La Liga Peruana de Vóley aún no ha comenzado… y ya está en crisis. Lo que debía ser una fiesta deportiva se ha convertido en una tragicomedia burocrática. Alianza Lima, bicampeón nacional, ha decidido no presentarse a su primer partido frente a Kazoku No Perú. ¿La razón? La Federación Peruana de Vóley (FPV) programó el encuentro justo el mismo día que la tradicional Noche Blanquiazul, evento que el club había planificado hace meses.
La jefa del equipo íntimo, Cenaida Uribe, fue clara: “No nos vamos a presentar”. Pero más allá del titular, la frase encierra el verdadero diagnóstico del deporte peruano: descoordinación, improvisación y una autoridad federativa que confunde “gobernar” con “imponer”.
La FPV, en lugar de actuar como organizadora moderna, parece una oficina que programa partidos con el calendario del horóscopo chino. Nadie informa, nadie dialoga, nadie planifica. Uribe advirtió con anticipación que la Noche Blanquiazul estaba agendada con meses de antelación, pero la Federación decidió fijar la fecha igual. ¿Casualidad? ¿Descuido? ¿O una muestra de poder para recordar quién manda?
El argumento de la FPV es tan débil como su credibilidad: “hay que cumplir las bases”. Pero las bases del reglamento no pueden estar por encima de la base del respeto institucional. Porque el voley no se construye con sellos, sino con gestión. Y si el máximo ente del deporte no puede coordinar un calendario, ¿cómo pretende profesionalizar una liga que, por ahora, sobrevive más por la pasión de las jugadoras que por la eficiencia de sus dirigentes?

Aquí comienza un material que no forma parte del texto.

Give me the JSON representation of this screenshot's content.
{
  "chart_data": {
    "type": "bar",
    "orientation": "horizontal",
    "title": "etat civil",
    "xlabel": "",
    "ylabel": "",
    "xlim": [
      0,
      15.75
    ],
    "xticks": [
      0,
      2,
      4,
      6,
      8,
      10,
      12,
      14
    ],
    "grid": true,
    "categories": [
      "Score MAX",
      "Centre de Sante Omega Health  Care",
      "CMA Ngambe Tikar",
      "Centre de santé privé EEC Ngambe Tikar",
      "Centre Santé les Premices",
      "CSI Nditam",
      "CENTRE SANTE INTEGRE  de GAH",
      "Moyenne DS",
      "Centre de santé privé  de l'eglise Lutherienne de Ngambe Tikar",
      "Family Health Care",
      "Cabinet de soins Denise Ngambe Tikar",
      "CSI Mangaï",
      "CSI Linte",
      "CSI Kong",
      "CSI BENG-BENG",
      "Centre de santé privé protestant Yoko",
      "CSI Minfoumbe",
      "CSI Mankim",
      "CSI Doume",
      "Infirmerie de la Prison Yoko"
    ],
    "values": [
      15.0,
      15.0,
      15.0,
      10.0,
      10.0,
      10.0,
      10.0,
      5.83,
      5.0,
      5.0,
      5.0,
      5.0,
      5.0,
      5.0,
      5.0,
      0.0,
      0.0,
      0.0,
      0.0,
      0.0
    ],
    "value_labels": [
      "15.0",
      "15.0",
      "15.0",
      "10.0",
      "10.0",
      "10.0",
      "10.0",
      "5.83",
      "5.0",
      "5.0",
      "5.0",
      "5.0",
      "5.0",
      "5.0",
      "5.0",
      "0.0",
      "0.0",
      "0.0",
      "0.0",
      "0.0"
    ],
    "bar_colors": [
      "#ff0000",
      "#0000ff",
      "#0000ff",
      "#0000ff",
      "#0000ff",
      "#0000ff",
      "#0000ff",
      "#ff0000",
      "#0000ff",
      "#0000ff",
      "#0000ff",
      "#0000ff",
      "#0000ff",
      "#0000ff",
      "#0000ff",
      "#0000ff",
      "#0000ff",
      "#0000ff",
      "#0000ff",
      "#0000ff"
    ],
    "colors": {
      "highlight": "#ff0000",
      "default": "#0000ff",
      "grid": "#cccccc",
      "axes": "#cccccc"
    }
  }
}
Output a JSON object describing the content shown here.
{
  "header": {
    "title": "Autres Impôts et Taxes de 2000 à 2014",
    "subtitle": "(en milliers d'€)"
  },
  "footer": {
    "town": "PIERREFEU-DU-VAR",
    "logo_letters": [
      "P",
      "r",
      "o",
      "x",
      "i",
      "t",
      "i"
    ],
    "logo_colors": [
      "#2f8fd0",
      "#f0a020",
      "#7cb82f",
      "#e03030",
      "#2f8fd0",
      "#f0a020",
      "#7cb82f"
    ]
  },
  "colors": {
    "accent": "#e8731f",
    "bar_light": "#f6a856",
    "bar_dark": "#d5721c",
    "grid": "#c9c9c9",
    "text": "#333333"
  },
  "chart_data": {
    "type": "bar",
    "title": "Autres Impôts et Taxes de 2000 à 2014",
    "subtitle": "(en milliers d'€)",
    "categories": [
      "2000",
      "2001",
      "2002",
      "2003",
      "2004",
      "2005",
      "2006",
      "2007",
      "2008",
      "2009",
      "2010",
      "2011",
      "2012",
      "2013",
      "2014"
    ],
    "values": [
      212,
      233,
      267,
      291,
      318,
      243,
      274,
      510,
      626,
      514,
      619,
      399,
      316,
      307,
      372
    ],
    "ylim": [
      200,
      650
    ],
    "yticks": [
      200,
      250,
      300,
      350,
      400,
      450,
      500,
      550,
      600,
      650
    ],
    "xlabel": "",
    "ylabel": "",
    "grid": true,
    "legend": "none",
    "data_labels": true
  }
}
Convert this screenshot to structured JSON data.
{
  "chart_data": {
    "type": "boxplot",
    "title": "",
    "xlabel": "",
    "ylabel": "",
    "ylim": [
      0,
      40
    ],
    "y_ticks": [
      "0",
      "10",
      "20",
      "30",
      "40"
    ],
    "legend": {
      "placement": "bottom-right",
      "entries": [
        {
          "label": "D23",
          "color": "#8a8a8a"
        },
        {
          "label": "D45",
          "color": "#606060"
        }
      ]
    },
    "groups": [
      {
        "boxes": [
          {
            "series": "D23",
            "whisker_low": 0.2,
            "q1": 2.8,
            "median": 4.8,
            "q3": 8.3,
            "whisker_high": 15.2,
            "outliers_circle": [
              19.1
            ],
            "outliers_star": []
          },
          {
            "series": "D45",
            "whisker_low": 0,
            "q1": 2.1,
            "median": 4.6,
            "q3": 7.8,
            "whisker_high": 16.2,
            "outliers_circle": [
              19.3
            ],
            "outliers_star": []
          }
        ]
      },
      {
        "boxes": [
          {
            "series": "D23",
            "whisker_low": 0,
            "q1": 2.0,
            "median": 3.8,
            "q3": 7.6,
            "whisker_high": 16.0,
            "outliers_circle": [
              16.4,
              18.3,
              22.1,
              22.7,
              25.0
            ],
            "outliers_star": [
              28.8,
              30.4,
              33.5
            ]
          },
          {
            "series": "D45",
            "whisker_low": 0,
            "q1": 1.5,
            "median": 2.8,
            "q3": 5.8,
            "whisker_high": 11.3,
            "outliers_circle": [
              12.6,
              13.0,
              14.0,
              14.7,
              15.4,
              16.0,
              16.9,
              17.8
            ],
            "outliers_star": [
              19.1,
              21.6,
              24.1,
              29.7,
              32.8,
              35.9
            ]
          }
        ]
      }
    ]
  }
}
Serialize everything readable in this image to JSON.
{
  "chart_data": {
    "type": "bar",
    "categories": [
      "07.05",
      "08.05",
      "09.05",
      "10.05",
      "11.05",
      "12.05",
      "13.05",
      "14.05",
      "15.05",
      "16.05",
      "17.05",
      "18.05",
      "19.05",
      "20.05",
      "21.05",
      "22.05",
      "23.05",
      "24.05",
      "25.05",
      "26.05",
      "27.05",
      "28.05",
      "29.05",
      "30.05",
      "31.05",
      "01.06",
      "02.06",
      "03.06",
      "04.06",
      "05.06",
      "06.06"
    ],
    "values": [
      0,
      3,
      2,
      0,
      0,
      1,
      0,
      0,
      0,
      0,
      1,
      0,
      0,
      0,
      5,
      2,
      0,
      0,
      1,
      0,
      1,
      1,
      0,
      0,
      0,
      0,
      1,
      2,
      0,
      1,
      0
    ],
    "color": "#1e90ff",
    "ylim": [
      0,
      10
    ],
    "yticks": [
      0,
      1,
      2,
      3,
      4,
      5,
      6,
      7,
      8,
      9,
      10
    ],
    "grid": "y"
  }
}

El conflicto tiene además un aroma sospechosamente televisivo. Uribe lo dijo sin rodeos: América Televisión transmitirá la Noche Blanquiazul, mientras que Latina es el canal oficial de la liga. De pronto, lo que parecía un problema de programación se convierte en una guerra de señales. En el Perú, hasta la pelota pasa por los intereses de los medios. Y mientras las federaciones se pelean por quién cobra la pauta, las deportistas cargan con las sanciones.
Paradójicamente, Alianza Lima no es cualquier club. Representará al país en el Mundial de Clubes en diciembre, algo que no ocurre hace más de tres décadas. Pero ni eso conmueve a la Federación, que se niega a reprogramar un solo partido. Cuando llegue el Mundial, la FPV reprogramará sin problema quince fechas… pero cuando se trata de apoyar al bicampeón nacional, la respuesta es “no se puede”. En otras palabras: para el espectáculo internacional, flexibilidad; para el talento local, rigidez.
La postura de Alianza no es rebeldía; es dignidad deportiva frente a una institución que confunde disciplina con autoritarismo. Negarse a jugar es, en este contexto, una forma de exigir respeto. Porque detrás del conflicto hay un mensaje más profundo: el voley peruano no necesita más dirigentes que se crean dueños del deporte, sino líderes que lo entiendan como un espacio de construcción, no de control.
Reflexión final
Desde La Caja Negra denunciamos la precariedad institucional que asfixia al deporte nacional. El voley femenino, que durante años fue orgullo del Perú, hoy se debate entre el ego de los dirigentes y la indiferencia estatal. La Noche Blanquiazul debería ser un símbolo de celebración, no un motivo de sanción. Si la Federación prefiere castigar antes que dialogar, entonces el verdadero “walk over” no será de Alianza Lima, sino del propio sistema deportivo peruano, que vuelve a perder un partido que ni siquiera supo jugar.